Böyle bir ortamda, Türkiye’nin sağlam bir gelecek inşa edebilmesi için her şeyden önce kendisini iyi tanıması, bugün bulunduğu yerin muhasebesini yapması ve sahip olduğu değerleri doğru tespit etmesi gerekmektedir. Başkaları kendi programlarına ve gelecek planlarına göre gündemi tespit ederken, biz onları takip etmekten, onların oluşturdukları sorunlara cevap bulmaya çalışmaktan kendi gündemimizi ve programımızı bir türlü oluşturamıyoruz. Öncelikle yapılması gereken şey, inisiyatifi ele alıp kendi geleceğimizi belirleyecek gündemi kendimizin oluşturmasını sağlamaktır. Daha güçlü olabilmek ve insanlığa huzur ve adalet getirebilmek için dünyadaki yerimizi, birikimlerimizi ve değerlerimizi korumamız ve geliştirmemiz gerekmektedir. Bunun önündeki en büyük engel ise özgüvenden mahrum ve değer merkezli olmayan zihni yapımızdır. Gelecek tasarımları önce zihinlerde ortaya çıkar, belli bir süreçten geçtikten sonra hayat ve gerçeklik kazanır.

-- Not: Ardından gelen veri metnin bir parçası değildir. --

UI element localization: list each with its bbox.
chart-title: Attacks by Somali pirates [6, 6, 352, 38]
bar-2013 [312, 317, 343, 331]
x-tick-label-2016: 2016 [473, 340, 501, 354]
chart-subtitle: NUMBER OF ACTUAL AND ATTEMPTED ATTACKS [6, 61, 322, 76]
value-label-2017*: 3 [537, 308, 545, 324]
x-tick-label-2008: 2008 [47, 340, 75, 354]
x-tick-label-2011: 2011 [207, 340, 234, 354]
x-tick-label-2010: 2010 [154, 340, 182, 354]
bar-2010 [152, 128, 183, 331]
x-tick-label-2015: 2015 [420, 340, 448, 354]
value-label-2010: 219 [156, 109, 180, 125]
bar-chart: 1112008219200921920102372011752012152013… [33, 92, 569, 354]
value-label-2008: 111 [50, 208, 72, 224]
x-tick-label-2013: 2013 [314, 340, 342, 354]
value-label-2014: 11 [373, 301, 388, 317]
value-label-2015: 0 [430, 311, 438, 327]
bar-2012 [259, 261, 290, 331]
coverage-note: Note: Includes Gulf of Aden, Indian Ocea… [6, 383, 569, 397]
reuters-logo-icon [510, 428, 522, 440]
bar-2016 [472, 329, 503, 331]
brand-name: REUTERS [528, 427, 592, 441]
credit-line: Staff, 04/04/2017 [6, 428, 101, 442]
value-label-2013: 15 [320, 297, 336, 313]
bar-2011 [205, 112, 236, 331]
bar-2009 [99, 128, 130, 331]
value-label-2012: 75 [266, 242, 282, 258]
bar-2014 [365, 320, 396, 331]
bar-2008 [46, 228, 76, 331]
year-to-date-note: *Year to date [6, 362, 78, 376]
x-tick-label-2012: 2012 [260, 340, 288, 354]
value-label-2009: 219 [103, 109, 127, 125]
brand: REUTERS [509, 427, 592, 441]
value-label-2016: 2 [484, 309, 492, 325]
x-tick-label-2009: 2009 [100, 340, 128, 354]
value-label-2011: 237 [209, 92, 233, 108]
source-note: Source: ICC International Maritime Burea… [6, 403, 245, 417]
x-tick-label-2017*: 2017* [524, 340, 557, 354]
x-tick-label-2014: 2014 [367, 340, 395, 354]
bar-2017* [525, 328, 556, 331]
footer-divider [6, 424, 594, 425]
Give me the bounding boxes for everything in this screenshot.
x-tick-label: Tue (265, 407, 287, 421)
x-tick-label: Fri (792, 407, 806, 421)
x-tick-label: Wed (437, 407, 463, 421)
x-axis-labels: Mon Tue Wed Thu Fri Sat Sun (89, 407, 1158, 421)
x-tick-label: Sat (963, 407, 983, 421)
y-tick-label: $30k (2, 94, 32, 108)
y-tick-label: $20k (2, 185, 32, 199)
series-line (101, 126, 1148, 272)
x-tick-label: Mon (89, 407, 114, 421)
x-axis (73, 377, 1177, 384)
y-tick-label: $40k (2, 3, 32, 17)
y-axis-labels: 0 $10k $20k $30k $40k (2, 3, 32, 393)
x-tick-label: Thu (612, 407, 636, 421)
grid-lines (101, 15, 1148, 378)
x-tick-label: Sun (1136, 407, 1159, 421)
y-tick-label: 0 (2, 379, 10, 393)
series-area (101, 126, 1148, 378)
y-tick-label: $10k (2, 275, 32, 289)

Siyaset ve sermayenin aydınlar ve fikirler üzerinde baskı kurup söz sahibi oldukları toplumlarda, aydınlar sermayedar ve siyasetçilerin sözcüsü hâline gelirler. Günlük politikanın kuyruğuna takılanlar ideallerinden sapanları eleştirmek yerine, meşrulaştırmak için çalışırlar. Hâlbuki namuslu aydının görevi, kendi değer ve idealleri ışığında sosyal eleştiride bulunmak ve gidişatı sorgulayıp, sorumlular maşeri vicdanda hesaba çekmek olmalıdır.

Uzun yıllar kendi tezlerini üretmek yerine sadece reaksiyoner tavır sergileme ve antitez pozisyonda kalmak toplumda etkili olmuş ve bunun maliyeti de çok ağır olmuştur. Şimdi de sorgusuz-sualsiz itaat etmenin peşindeyiz. Bu millet bir lideri kutsamaktan çok çekti. Meselenin halledilmesi, insani adil bir düzenin kurulması için her alanda kararlı, inisiyatif sahibi, hakkı ve adaleti gözeten, birikimli güçlü aydınlara/kadrolara ihtiyaç vardır. Yanlışlara itiraz edenlere ve ardından yol gösterenlere “Şimdi sırası mı?” diye çıkışıp tepkileri erteleyerek bugünlere geldik. Şu ölümlü dünyadan göçüp gitmeden, hesap günü gelip çatmadan, “Şimdi değilse ne zaman” konuşup amel edeceğiz?